Analisis Gula Pereduksi (Miller 1959)
Sebanyak 1 mL hidrolisat (dengan pengenceran) dan 3 mL pereaksi Dinitrosalisilik (DNS) dimasukkan ke dalam tabung reaksi. Kemudian sampel dan pereaksi ditempatkan dalam penangas air mendidih selama 15 menit. Setelah itu, dibiarkan dingin pada suhu ruang. Kadar gula pereduksi diukur dengan Spektrofotometer UV-Vis pada panjang gelombang 540 nm.
Analisis Profil Gula Sederhana
Hidrolisat sebanyak 450 µL dipipet langsung ke dalam vial High Performance Liquid Chromatograph (HPLC) (tanpa pengenceran) dan dianalisis dengan instrumen alat Ultra Fast Liquid Chromatograph (UFLC) dengan kolom Aminex-HPX 87H dengan flow rate 0,6 mL/min dan volume injeksi sebesar 20 µL selama 20 menit. Standard gula yang digunakan adalah xilosa, mannosa, maltosa, glukosa, arabinosa, dan galaktosa. Perhitungan dilakukan dengan Reflective Index Detector (RID-20A) sehingga terbentuk kromatogram.

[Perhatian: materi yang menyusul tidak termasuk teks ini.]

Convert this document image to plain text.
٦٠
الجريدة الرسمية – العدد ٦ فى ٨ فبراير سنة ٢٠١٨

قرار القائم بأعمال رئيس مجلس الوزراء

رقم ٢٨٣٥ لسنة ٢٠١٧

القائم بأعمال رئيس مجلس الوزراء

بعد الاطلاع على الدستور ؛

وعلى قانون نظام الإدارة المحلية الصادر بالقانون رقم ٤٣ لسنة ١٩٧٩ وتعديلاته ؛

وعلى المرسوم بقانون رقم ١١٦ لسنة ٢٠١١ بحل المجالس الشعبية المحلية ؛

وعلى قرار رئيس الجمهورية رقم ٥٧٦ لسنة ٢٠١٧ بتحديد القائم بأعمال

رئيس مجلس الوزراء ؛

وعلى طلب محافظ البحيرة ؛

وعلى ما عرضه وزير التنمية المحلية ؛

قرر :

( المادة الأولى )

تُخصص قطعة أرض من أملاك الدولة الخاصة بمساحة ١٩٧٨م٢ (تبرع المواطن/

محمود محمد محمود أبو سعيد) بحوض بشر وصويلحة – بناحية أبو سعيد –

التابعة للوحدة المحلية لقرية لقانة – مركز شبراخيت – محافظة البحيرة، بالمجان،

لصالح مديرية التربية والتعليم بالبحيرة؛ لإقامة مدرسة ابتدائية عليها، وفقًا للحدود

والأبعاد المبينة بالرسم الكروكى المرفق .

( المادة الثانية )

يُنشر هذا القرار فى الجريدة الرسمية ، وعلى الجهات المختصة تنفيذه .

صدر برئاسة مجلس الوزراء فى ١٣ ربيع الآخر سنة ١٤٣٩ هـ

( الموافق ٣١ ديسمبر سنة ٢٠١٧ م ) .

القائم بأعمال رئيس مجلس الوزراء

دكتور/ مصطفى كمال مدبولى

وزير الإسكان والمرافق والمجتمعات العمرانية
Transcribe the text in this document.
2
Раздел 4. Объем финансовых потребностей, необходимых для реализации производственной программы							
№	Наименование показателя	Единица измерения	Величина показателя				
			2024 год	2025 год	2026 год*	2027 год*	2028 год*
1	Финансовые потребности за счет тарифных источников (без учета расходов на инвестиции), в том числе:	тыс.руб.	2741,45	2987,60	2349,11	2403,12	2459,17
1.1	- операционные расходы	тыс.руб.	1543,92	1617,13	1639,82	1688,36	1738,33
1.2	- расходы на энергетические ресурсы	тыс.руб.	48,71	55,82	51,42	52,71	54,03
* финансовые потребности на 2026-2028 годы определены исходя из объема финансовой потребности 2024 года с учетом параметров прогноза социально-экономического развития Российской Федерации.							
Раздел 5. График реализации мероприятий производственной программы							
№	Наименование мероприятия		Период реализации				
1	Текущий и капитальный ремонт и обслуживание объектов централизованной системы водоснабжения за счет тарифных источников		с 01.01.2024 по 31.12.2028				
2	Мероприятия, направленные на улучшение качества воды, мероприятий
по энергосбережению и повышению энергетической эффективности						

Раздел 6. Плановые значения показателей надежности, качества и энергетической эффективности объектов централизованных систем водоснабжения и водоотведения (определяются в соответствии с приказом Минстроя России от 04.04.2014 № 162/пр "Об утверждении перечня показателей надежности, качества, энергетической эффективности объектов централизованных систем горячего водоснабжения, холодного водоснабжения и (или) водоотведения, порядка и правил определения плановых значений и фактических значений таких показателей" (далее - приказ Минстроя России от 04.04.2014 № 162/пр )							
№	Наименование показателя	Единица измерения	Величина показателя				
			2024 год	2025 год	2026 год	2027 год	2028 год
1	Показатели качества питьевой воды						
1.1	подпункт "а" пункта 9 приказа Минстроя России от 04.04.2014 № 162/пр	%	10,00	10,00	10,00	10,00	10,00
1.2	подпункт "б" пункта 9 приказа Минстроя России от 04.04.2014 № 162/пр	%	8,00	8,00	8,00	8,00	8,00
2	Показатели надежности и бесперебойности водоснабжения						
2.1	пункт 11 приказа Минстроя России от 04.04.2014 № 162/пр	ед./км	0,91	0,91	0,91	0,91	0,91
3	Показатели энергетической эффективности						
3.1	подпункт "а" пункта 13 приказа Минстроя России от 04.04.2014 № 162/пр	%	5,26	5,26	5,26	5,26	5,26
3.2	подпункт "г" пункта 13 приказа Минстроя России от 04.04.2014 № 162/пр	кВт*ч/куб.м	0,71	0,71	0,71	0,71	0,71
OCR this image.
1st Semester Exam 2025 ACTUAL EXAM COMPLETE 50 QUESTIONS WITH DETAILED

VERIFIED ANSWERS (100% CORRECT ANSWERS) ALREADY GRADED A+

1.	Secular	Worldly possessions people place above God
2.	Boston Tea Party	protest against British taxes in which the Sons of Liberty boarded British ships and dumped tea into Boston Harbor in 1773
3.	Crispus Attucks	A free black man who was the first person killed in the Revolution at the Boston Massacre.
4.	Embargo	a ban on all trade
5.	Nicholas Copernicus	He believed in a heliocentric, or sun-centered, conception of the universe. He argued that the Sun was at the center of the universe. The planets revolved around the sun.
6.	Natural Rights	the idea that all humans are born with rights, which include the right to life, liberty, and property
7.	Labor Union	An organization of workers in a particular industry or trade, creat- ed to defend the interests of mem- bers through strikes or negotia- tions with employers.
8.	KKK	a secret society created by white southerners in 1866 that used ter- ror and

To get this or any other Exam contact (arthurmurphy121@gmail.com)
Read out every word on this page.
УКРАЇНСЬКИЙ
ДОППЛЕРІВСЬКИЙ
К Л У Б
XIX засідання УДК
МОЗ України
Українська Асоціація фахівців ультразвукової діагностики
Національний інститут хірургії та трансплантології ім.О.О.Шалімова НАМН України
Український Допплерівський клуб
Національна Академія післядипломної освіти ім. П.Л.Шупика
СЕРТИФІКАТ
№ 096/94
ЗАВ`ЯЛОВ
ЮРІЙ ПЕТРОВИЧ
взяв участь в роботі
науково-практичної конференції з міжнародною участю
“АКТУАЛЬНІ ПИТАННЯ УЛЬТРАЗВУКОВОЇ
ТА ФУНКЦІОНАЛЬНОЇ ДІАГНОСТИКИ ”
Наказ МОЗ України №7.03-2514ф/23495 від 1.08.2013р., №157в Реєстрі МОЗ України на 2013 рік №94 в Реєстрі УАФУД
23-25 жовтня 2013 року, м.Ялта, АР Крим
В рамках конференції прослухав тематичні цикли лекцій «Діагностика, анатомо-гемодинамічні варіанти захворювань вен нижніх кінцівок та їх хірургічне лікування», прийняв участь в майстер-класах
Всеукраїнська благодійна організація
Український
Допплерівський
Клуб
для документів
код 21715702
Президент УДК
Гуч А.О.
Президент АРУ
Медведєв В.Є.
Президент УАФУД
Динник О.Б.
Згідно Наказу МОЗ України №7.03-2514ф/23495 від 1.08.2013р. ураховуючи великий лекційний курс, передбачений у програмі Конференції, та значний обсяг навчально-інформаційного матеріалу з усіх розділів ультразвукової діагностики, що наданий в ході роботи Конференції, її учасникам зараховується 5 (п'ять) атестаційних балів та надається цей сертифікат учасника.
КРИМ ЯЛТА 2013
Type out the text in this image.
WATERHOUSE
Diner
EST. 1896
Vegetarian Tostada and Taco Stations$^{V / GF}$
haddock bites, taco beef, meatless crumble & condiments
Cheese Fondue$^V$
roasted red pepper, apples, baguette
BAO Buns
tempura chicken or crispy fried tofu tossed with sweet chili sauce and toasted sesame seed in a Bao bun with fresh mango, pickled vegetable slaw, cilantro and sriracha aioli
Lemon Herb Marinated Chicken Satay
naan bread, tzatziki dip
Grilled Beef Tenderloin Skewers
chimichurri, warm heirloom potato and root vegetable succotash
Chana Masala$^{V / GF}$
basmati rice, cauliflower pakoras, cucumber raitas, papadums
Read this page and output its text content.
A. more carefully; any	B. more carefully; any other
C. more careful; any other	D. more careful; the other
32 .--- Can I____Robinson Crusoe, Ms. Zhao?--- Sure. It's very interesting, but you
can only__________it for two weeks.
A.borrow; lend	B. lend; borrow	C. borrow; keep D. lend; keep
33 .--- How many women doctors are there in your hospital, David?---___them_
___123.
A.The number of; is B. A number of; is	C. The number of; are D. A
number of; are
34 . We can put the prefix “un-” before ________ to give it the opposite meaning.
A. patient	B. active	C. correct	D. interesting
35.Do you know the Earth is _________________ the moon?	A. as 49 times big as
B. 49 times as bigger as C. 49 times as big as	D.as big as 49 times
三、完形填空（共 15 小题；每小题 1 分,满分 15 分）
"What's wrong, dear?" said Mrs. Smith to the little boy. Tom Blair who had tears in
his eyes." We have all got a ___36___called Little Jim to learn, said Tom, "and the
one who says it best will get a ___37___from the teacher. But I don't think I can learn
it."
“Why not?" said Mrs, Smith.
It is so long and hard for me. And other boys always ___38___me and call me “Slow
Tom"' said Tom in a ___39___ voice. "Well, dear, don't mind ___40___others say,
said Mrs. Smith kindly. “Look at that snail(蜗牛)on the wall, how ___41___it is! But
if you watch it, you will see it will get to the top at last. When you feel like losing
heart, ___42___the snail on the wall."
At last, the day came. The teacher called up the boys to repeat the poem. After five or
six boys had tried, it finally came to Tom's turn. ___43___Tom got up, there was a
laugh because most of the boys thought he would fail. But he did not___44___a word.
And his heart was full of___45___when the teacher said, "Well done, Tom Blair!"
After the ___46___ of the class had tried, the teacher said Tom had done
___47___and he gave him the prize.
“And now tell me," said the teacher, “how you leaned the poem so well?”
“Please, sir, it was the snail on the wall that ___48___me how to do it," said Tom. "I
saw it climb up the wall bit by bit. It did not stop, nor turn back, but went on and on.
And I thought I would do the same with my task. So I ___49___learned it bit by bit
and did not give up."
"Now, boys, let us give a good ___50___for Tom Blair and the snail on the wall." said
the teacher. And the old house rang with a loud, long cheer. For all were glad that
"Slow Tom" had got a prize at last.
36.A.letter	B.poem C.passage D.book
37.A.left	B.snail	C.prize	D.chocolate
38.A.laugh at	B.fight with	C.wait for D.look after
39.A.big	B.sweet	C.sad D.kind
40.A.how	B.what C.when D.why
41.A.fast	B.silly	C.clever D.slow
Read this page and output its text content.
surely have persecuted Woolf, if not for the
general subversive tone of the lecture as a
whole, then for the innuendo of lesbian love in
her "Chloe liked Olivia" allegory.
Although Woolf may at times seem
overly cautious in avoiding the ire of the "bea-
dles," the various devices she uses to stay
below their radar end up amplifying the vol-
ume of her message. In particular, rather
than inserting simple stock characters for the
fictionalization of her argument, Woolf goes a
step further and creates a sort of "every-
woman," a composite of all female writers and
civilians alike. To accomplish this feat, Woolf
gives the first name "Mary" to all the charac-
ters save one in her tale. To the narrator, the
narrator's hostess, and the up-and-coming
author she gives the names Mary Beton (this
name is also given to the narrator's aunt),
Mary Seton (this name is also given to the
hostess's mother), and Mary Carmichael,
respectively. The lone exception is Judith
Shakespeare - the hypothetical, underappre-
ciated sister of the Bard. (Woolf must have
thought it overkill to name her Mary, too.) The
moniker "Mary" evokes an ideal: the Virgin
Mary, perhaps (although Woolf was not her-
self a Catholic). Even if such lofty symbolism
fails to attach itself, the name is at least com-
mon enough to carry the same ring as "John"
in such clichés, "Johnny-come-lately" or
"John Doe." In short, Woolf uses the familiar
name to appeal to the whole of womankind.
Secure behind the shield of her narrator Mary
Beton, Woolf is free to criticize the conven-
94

Kadar Etanol (Fakhrudin et al. 2014)
Kultur fermentasi hasil produksi bioetanol hidrolisat rumput laut dituang ke dalam labu leher kemudian dididihkan dalam distilator hingga beberapa menit dan menghasilkan uap air. Uap air yang dihasilkan diambil sebanyak 10 mL disimpan dalam wadah untuk dianalisis. Analisis kadar bioetanol kasar ditentukan dengan menggunakan Density Meter DMA 4500 M.
I200- Iam
9
Profil Pertumbuhan (FDA 2001)
Saccharomyces cerevisiae AL IX diaktivasi dengan dilakukan pengambilan 2 ose kultur kerja yang diinokulasikan ke dalam tabung reaksi yang berisi 10 mL media Yeast Maltose Galactose Peptone (YMGP), kemudian diinkubasi selama 24 jam dengan suhu 30 °C. Setelah 24 jam, hasil aktivasi masing-masing diambil sebanyak 1 mL (10%) dan diinokulasikan ke dalam tabung reaksi yang berisi 9 mL hidrolisat rumput laut G. verrucosa (below standard) yang telah dipasteurisasi, kemudian diinkubasi selama 24 jam dengan suhu 30 °C. Pembuatan profil pertumbuhan dilakukan dengan memindahkan 1 mL suspensi pengenceran 100 dengan mikropipet ke dalam larutan 9 mL Buffered Peptone Water (BPW) 0,1% untuk mendapatkan pengenceran 10-1. Pengenceran dilakukan 10-2, 10-3, 10-4,
hingga 10-5. Sebanyak 1 mL suspensi dari setiap pengenceran dimasukkan ke dalam cawan petri secara duplo dan ditambahkan 15 mL sampai 20 mL Plate Count Agar (PCA) yang sudah didinginkan pada setiap cawan yang sudah berisi suspensi, untuk khamir larutan PCA ditambahkan sebanyak 0,1% kloramfenikol. Setelah itu, diinkubasi pada temperatur 35 °C selama 48 jam sampai dengan 72 jam.
Analisis Data
Analisis data diperlukan untuk mendapatkan kesimpulan dari percobaan yang dilakukan. Analisis yang digunakan pada penelitian ini adalah analisis secara deskriptif. Data diolah dengan menggunakan aplikasi Microsoft Excel 2013 untuk mendapatkan nilai rata-rata dan standar deviasi.
HASIL DAN PEMBAHASAN
Karakteristik Rumput Laut Gracilaria verrucosa
Gracilaria verrucosa merupakan rumput laut dari jenis Rhodophyta dan digunakan dalam produksi agar. Perbedaan kualitas rumput laut G. verrucosa diduga dapat mempengaruhi agar yang dihasilkan, sehingga banyak industri pengolah rumput laut memilah-memilah kualitas rumput laut yang didapatkan dari para petambak rumput laut G. verrucosa. Rumput laut yang dihasilkan petani memiliki dua jenis kualitas berbeda, yaitu meet standard dan below standard. Perbedaan dua jenis rumput laut G. verrucosa (meet standard dan below standard) dapat dilihat pada Gambar 2.
10
Gambar 1 Visualisasi rumput laut G. verrucosa (meet standard)(a.1), kering (a.2), tepung (a.3) dan G. verrucosa (below standard) (b.1), kering (b.2), tepung (b.3)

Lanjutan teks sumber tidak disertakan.